Tax and Regulatory Benefits
A main reason for GIFT City's appeal is its effective tax system and flexible structure. Some investment products available through the IFSC offer zero capital gains tax at maturity, a big benefit when selling. Transactions are often exempt from taxes like Securities Transaction Tax (STT) and Goods and Services Tax (GST), greatly lowering transaction costs compared to mainland Indian exchanges. Dividend income from IFSC units faces a lower tax rate, and foreign currency deposits held in GIFT City International Banking Units (IBUs) are usually tax-free in India for non-residents. This beneficial system, combined with the ability to transact in foreign currencies and move funds freely, creates a cost-efficient and smooth system for managing global wealth.
Investor Beware: Risks to Consider
While GIFT City offers advantages, a closer look reveals inherent risks that require careful management. The regulatory environment, though designed for efficiency, is still evolving. In 2024, the IFSCA prohibited certain US-based ETFs without much warning, showing how changes in rules might require investors to restructure portfolios. A significant concern is the risk from having too much in one place; even if investments are dollar-denominated, operational and counterparty risks are still linked to India's regulations. Real diversification means spreading assets across countries, not just using different currencies.
Also, deposits held with IBUs in GIFT City don't have deposit insurance like banks in mainland India. This means initial investment could be at risk if a bank fails. During extreme market swings, commodity ETFs can see their prices differ from their actual net asset value (NAV). Gold and silver ETFs briefly traded at premiums or discounts. The sharp drop in gold and silver prices in early 2026 is a strong reminder that investors entering rally-driven assets late in the cycle face substantial risks and potential losses. Major financial centers like Singapore and Dubai have more developed systems with more trading activity, presenting ongoing challenges for GIFT City to overcome.
Outlook for GIFT City
Despite these challenges, the future looks very positive for GIFT City among finance experts.
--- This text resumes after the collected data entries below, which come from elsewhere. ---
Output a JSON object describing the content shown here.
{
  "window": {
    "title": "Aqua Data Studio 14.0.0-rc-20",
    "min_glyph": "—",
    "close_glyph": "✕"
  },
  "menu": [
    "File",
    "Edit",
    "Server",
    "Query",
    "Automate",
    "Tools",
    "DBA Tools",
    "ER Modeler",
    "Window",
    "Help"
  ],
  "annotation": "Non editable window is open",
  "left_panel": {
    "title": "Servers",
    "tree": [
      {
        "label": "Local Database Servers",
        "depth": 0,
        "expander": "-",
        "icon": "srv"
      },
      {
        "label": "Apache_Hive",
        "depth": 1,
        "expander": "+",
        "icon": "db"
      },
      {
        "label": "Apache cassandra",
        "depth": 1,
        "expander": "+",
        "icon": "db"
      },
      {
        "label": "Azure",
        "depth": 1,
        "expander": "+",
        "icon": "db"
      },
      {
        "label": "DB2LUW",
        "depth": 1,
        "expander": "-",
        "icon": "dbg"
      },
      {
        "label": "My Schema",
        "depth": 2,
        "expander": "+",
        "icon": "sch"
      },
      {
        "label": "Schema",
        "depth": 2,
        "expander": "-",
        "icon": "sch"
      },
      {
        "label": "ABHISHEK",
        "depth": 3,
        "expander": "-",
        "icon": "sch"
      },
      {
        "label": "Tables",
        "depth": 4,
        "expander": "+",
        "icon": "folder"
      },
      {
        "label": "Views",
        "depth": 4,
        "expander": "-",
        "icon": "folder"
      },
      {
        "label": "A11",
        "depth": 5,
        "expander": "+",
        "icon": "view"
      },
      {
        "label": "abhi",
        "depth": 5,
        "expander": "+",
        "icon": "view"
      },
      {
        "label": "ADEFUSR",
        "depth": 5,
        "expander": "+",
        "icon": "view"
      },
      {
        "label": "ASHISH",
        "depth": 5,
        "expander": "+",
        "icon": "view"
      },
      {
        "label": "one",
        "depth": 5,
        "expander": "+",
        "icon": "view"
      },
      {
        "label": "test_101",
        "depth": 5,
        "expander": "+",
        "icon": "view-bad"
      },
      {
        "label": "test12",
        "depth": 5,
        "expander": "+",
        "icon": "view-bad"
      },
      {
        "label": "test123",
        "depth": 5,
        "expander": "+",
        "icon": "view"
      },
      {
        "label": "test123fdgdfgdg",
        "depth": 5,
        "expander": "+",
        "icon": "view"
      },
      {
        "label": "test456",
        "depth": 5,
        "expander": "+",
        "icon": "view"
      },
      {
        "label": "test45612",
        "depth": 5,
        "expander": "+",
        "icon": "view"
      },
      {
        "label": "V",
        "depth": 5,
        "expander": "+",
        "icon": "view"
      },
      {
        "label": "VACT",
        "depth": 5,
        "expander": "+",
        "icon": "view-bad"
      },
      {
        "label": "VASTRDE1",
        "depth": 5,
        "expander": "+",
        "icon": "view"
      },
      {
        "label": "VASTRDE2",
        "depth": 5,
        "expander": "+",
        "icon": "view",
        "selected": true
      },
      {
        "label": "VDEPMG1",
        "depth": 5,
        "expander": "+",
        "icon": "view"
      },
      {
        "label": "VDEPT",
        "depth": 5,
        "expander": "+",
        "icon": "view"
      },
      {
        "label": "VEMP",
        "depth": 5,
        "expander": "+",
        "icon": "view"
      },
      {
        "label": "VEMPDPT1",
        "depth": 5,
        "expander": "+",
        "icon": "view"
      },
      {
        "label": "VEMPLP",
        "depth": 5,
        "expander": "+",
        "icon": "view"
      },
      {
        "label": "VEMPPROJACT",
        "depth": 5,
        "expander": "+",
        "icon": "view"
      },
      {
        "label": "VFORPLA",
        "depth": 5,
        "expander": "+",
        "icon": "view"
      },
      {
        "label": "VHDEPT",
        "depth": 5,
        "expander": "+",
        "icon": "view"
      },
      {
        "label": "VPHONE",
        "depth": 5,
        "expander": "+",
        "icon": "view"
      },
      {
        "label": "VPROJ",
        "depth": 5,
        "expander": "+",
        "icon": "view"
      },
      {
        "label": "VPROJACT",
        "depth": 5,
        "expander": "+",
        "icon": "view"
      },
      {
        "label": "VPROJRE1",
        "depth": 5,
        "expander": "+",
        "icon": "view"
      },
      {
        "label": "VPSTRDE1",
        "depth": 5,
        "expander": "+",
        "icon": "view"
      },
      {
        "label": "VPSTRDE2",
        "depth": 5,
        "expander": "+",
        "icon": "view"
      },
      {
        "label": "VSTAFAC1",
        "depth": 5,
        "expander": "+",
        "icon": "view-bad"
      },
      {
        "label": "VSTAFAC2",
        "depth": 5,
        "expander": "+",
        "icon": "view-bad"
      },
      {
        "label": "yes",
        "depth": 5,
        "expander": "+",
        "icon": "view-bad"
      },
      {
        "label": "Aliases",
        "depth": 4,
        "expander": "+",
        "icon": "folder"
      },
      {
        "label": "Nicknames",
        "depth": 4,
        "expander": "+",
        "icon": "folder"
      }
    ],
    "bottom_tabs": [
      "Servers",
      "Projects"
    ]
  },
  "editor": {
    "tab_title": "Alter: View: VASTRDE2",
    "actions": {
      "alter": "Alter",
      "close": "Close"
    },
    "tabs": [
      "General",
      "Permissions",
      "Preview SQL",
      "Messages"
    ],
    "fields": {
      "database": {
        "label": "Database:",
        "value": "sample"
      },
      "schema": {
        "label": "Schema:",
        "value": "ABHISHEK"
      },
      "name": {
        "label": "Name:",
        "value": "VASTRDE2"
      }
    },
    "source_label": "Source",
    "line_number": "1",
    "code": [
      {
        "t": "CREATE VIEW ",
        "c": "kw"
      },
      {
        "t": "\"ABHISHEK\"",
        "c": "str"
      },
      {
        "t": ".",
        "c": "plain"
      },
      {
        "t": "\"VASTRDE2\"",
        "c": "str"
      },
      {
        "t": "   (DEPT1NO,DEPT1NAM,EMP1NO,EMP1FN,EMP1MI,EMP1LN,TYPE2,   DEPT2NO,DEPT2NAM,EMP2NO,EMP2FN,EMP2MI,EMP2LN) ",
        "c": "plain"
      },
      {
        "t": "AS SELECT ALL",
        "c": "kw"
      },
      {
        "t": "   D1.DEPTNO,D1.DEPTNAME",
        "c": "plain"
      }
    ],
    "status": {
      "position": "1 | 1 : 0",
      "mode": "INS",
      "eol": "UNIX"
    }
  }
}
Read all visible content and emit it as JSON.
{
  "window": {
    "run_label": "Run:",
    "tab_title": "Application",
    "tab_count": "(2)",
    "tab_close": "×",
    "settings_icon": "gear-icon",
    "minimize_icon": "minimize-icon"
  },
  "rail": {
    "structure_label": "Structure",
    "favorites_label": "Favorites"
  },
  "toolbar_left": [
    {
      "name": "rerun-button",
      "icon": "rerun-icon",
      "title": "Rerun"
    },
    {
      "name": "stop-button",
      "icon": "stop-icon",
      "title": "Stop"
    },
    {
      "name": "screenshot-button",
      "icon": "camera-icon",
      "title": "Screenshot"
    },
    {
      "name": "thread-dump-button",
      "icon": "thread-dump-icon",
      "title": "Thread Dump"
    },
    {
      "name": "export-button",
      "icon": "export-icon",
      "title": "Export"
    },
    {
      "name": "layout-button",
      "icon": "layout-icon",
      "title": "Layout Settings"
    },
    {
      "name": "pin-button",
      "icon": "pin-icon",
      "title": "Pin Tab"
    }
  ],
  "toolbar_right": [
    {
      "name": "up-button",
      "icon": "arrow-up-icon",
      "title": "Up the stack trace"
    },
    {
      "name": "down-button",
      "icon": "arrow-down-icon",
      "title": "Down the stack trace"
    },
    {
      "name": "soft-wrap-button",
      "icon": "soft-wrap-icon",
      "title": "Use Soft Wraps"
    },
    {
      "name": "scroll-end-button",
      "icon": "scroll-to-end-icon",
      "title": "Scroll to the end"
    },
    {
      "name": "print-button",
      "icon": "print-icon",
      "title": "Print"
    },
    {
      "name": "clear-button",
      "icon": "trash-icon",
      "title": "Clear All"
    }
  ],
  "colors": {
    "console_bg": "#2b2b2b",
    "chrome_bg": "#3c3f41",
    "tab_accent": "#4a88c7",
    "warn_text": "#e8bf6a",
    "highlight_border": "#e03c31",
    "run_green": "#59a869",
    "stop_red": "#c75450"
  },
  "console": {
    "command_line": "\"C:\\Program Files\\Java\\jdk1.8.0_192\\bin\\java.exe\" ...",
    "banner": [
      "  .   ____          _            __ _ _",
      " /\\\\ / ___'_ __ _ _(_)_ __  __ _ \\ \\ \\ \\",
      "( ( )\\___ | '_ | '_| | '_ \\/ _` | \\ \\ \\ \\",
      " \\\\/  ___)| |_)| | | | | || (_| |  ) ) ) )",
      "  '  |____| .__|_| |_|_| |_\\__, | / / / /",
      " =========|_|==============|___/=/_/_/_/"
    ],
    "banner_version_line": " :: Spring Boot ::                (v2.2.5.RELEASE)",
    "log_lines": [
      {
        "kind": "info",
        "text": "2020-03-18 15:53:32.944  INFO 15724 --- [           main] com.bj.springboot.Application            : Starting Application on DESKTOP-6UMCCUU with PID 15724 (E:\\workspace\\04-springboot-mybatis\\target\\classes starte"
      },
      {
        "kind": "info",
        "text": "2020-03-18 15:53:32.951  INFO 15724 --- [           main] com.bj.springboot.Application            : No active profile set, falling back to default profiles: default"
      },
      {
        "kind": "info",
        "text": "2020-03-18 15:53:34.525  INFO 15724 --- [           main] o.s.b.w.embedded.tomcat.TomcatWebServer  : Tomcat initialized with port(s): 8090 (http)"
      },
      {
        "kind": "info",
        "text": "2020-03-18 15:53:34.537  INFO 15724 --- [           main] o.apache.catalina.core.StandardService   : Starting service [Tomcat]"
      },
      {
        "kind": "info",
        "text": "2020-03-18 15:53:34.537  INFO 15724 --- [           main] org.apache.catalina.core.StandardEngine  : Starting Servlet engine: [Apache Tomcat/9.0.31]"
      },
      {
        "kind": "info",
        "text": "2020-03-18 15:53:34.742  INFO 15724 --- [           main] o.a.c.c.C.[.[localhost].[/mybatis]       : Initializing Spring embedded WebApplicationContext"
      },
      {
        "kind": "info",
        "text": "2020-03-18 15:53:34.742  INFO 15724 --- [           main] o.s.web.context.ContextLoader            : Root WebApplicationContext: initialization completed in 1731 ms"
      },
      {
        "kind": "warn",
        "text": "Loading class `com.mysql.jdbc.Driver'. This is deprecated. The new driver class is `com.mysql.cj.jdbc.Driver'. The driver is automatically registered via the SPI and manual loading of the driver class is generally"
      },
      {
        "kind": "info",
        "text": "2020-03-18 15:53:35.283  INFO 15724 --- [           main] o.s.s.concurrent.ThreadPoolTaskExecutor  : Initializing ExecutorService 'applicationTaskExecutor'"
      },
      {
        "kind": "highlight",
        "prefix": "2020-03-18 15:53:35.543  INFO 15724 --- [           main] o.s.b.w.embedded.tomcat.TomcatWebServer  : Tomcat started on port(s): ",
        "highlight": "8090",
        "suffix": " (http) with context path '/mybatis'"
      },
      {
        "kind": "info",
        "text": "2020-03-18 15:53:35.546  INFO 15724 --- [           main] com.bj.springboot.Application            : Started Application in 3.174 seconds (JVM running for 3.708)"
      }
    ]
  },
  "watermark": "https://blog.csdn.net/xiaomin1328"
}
A PwC India report shows that 49% of senior financial executives expect "very high growth potential" for GIFT City as a global financial hub, with 63% interested in relocating operations. Clients increasingly see the city not just as a tax-efficient place, but as a long-term base for serving global markets and driving innovation. The city's growth is supported by government policy, expanding infrastructure, and an effort to improve its overall system. As GIFT City continues to expand its product offerings, trading activity, and global involvement, it is set to strengthen its position in the international financial services arena.